Make it obligatory that every litigant represent himself and plead his own case.
Attorneys could still exist, of course. They would research the case, find the relevant case law, prepare arguments and findings, coach their client.
But then he would have to deliver the argument himself.
This would strangle off the flow of weasel-language from the legal code to the lawyer to the jury (as moderated by the judge). Legislators can only write weaselly laws if such laws can be presented to juries in some way that the average juror will find meaningful. The jurors themselves cannot possible understand the U.S. Code; but a lawyer can function as a sort of translator-cum-priest, mumbling in the sacerdotal language and, with great rhetorical cunning, enunciating and emphasizing just enough to get the general idea across.
But there is no way that someone who didn’t understand the law could both stay within its bounds and speak convincingly about it. (This is why self-representation typically ends poorly.) The lawyer cannot just give his client his notes and expect him to make the closing argument. He can’t even prepare the kind of closing argument a lawyer would give, and expect his client to memorize it verbatim. Even if the client’s memory were up to the task, he would fail to enunciate, articulate, emphasize, and generally to practice good priestcraft. You need law school (and plus maybe a few internships) to get good at that.

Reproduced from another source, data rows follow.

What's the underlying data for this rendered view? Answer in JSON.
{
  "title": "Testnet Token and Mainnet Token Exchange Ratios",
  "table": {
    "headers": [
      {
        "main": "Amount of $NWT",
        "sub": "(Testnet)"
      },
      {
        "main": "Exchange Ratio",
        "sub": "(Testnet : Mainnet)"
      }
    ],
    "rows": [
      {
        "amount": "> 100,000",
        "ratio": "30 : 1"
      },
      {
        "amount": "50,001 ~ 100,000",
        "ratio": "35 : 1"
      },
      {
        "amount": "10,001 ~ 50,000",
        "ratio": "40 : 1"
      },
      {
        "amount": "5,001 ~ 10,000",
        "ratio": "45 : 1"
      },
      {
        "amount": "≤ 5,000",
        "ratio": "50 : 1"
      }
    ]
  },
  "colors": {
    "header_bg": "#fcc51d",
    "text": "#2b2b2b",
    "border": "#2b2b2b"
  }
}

So again, you would not need to abolish the division of labor in the legal system. Litigants could still hire lawyers to handle the busy work and get a handle on the facts of the case. But the legal principles the laws hinge on would have to be explained by a non-lawyer to non-lawyers. The maximum legal complexity that can be communicated across this channel would be slender, so once self-representation was made mandatory the outcomes of most cases would correspond pretty closely to what an ordinary man would assume was in the law after having skimmed the key sections.

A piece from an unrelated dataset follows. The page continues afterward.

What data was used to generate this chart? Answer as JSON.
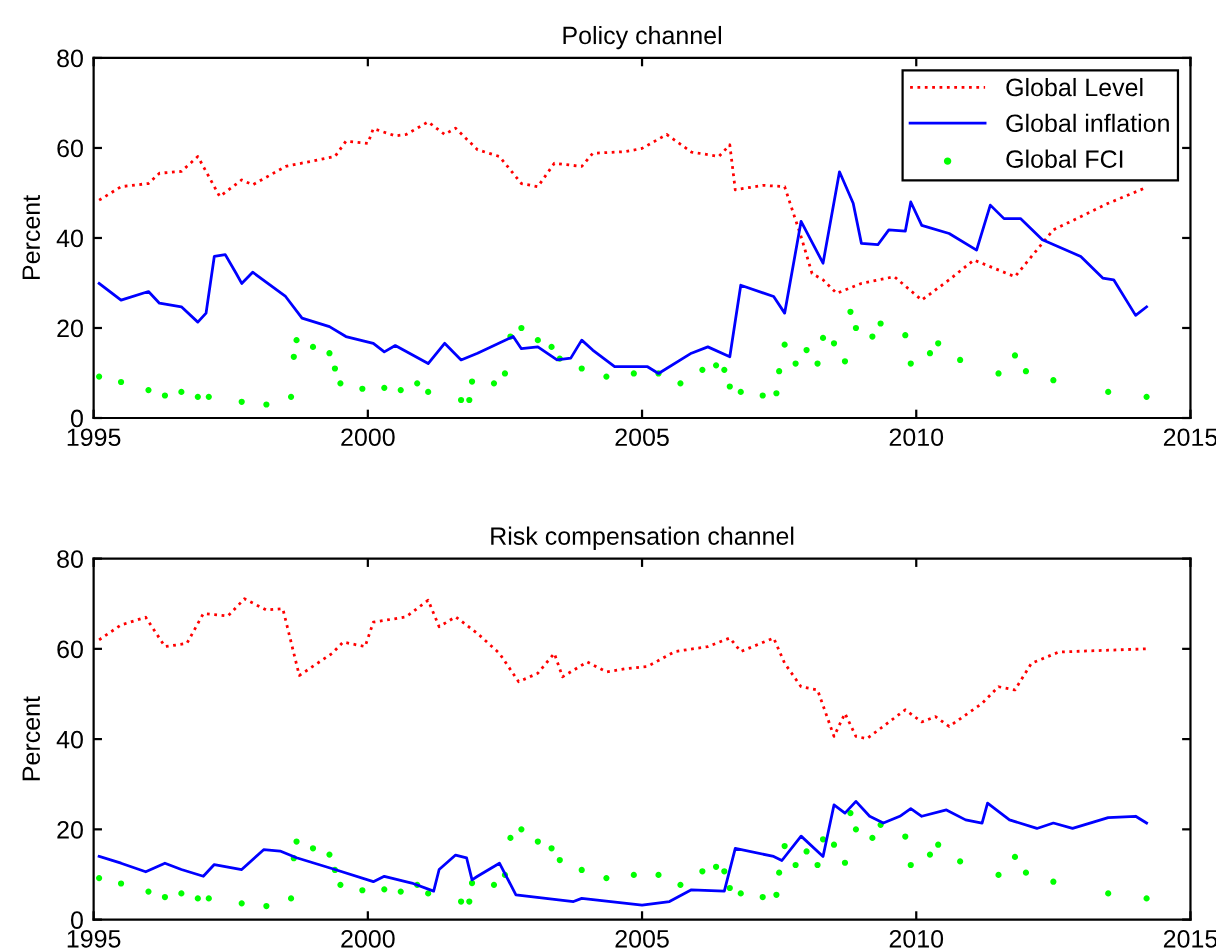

At that point, discretion being the better part of valor, legislatures would be forced to simplify the laws so that the contents of each title are what an ordinary man would assume after skimming the key sections.
If that form of rationalization-by-fire could be achieved, it might turn out that trial-by-jury isn’t such a terrible system after all. Even direct election of judges is more logical considered as an exercise in choosing an impartial moderator for legal proceedings. It is the sacerdotal obscurity of the code which judges and lawyers use to jointly control juries that makes the judges who interpret that code into priest-administrators. No more sacerdotal complexity, no need to burden the voters with spotting the holiest of the judicial candidates.
This may sound like a thought experiment, but I’m thinking of it more as a socio-political dirty bomb. One key question (for Americans) is whether the constitutional right to counsel includes a right to have an attorney represent one in a criminal case or whether one is only entitled to whatever form of “Assistance” would be typical in the case. The commonsense reading is that, where representation pro se is atypical, every defendant should have an attorney (who will represent him). But if representation pro se were mandatory, then there is no class of defendant being denied some form of assistance others lack. —— If it’s impossible to reform the criminal code in this way, it should still be possible to introduce this principle in civil cases.
This shouldn’t be too hard to sell. Everyone hates lawyers. The populist appeal is strong enough to get at least a few opportunistic Democrats to back it rhetorically while it’s still “impossible”. And impossible things have a funny way of working themselves out.